Eine neuere Hypothese beschäftigt sich mit der Gehirnaktivität. Laut der sogenannten "Arousal-Hypothese" ist Gähnen ein Schalter zwischen geistigem Dämmerzustand und gesteigerter Aufmerksamkeit. Die Theorie: Gähnen erhöht den Puls, aktiviert die Halsschlagader und setzt Botenstoffe wie Adenosin und Katecholamine frei. Diese helfen dem Hirn, in Schwung zu kommen.

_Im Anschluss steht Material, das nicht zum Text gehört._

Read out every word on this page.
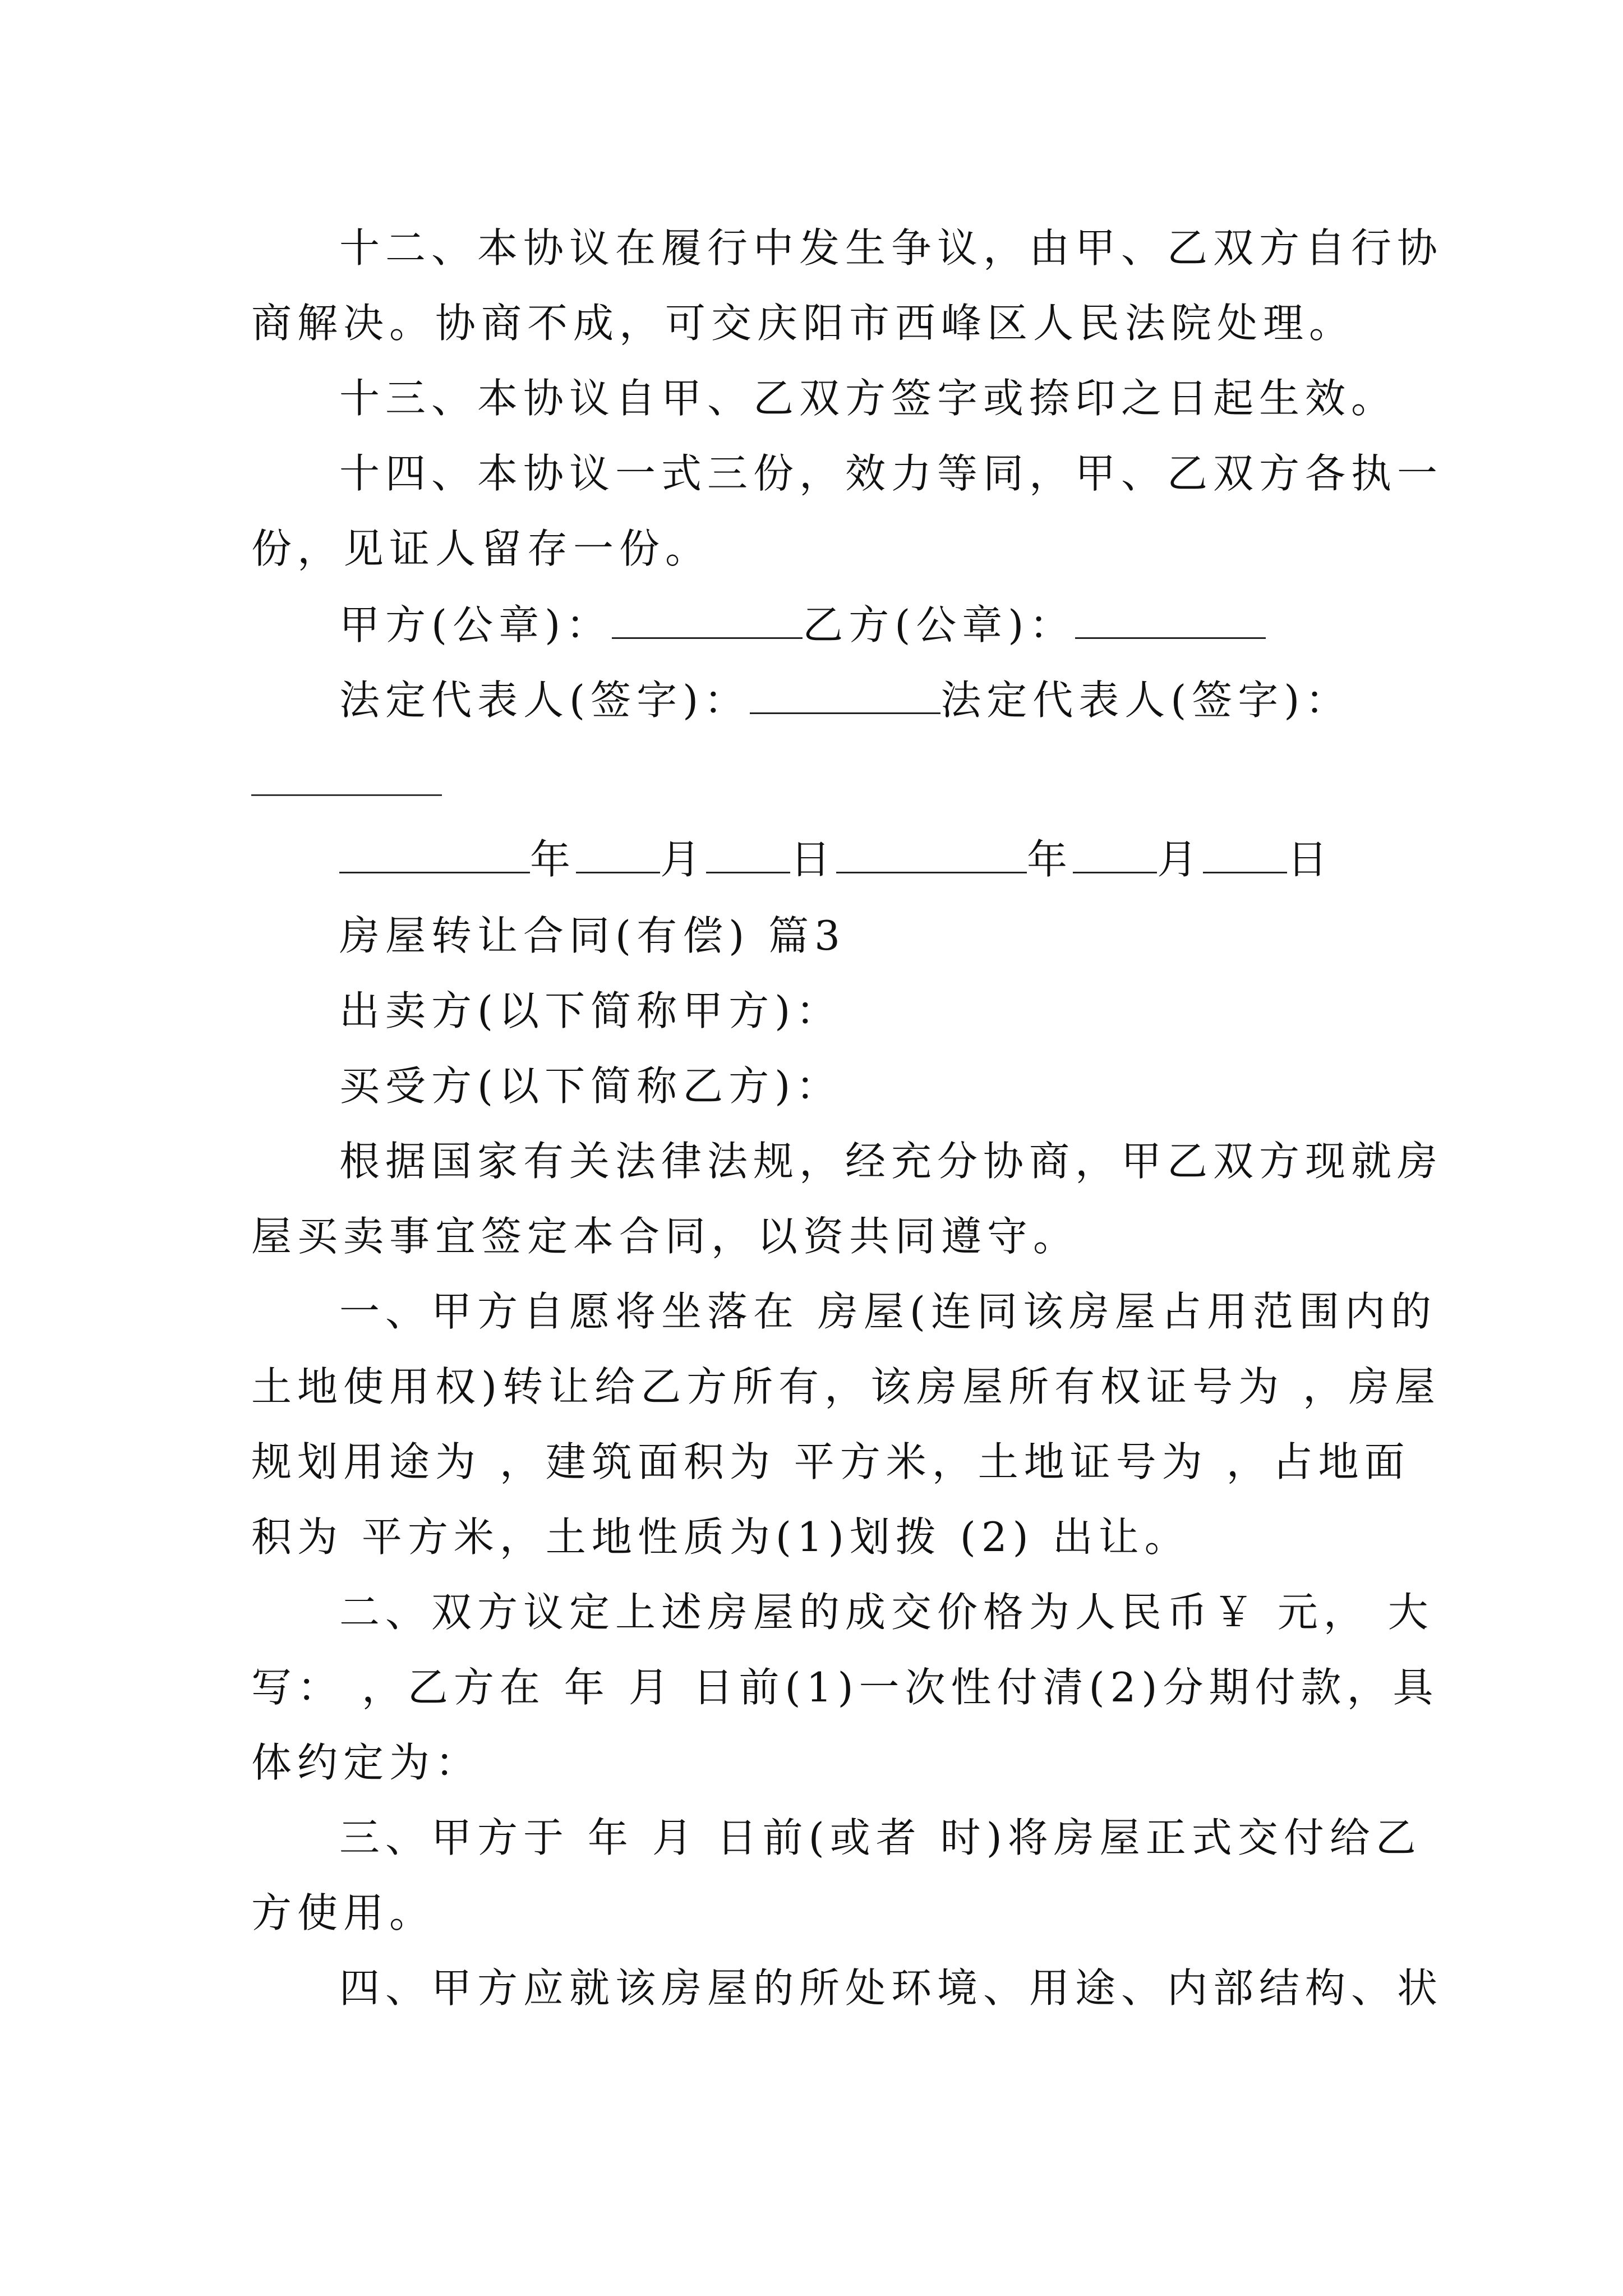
十二、本协议在履行中发生争议，由甲、乙双方自行协
商解决。协商不成，可交庆阳市西峰区人民法院处理。
十三、本协议自甲、乙双方签字或捺印之日起生效。
十四、本协议一式三份，效力等同，甲、乙双方各执一
份，见证人留存一份。
甲方(公章)：	乙方(公章)：
法定代表人(签字)：	法定代表人(签字)：
年 月 日	年 月 日
房屋转让合同(有偿) 篇3
出卖方(以下简称甲方)：
买受方(以下简称乙方)：
根据国家有关法律法规，经充分协商，甲乙双方现就房
屋买卖事宜签定本合同，以资共同遵守。
一、甲方自愿将坐落在 房屋(连同该房屋占用范围内的
土地使用权)转让给乙方所有，该房屋所有权证号为 ，房屋
规划用途为 ，建筑面积为 平方米，土地证号为 ，占地面
积为 平方米，土地性质为(1)划拨 (2) 出让。
二、双方议定上述房屋的成交价格为人民币￥ 元， 大
写： ，乙方在 年 月 日前(1)一次性付清(2)分期付款，具
体约定为：
三、甲方于 年 月 日前(或者 时)将房屋正式交付给乙
方使用。
四、甲方应就该房屋的所处环境、用途、内部结构、状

Auch der soziale Aspekt sollte nicht vergessen werden. Gähnen ist ansteckend und könnte den Zusammenhalt in einer Gruppe stärken. Vielleicht zeigen wir damit auch unsere Empathie. Dafür spricht, dass sogenannte Spiegelneuronen aktiv werden, wenn wir uns vom Gähnen der anderen anstecken lassen – manchmal sogar über Artgrenzen hinweg.
Das Fachmagazin "Biology Letters" hat schon vor ein paar Jahren berichtet, was Hundebesitzer längst wissen: Auch Hunde lassen sich vom Gähnen ihrer Menschen anstecken. Und britische Forscher haben im Sommer herausgefunden, dass sogar Schimpansen zu gähnen beginnen, wenn sie einen Roboter sehen, der das Gähnen nachmacht.
Welche dieser Theorien stimmt jetzt wirklich? Wahrscheinlich ist es eine Mischung aus mehreren Gründen. Schlafforscher Dieter Riemann glaubt, dass Gähnen ursprünglich aus physiologischen Gründen entstanden ist und später die sozialen Aspekte dazugekommen sind.
Im Mittelpunkt steht jedenfalls die Müdigkeit: "Wir gähnen, weil wir müde sind. Wenn wir nicht müde sind, dann gähnen wir nicht." Das macht sich auch die sogenannte Gähn-Therapie zunutze. Der schottische Schlafforscher Colin Espie hat eine Methode entwickelt, bei der er seinen Patienten mit Schlafproblemen Videos von gähnenden Menschen zeigt – ganz ohne Medikamente.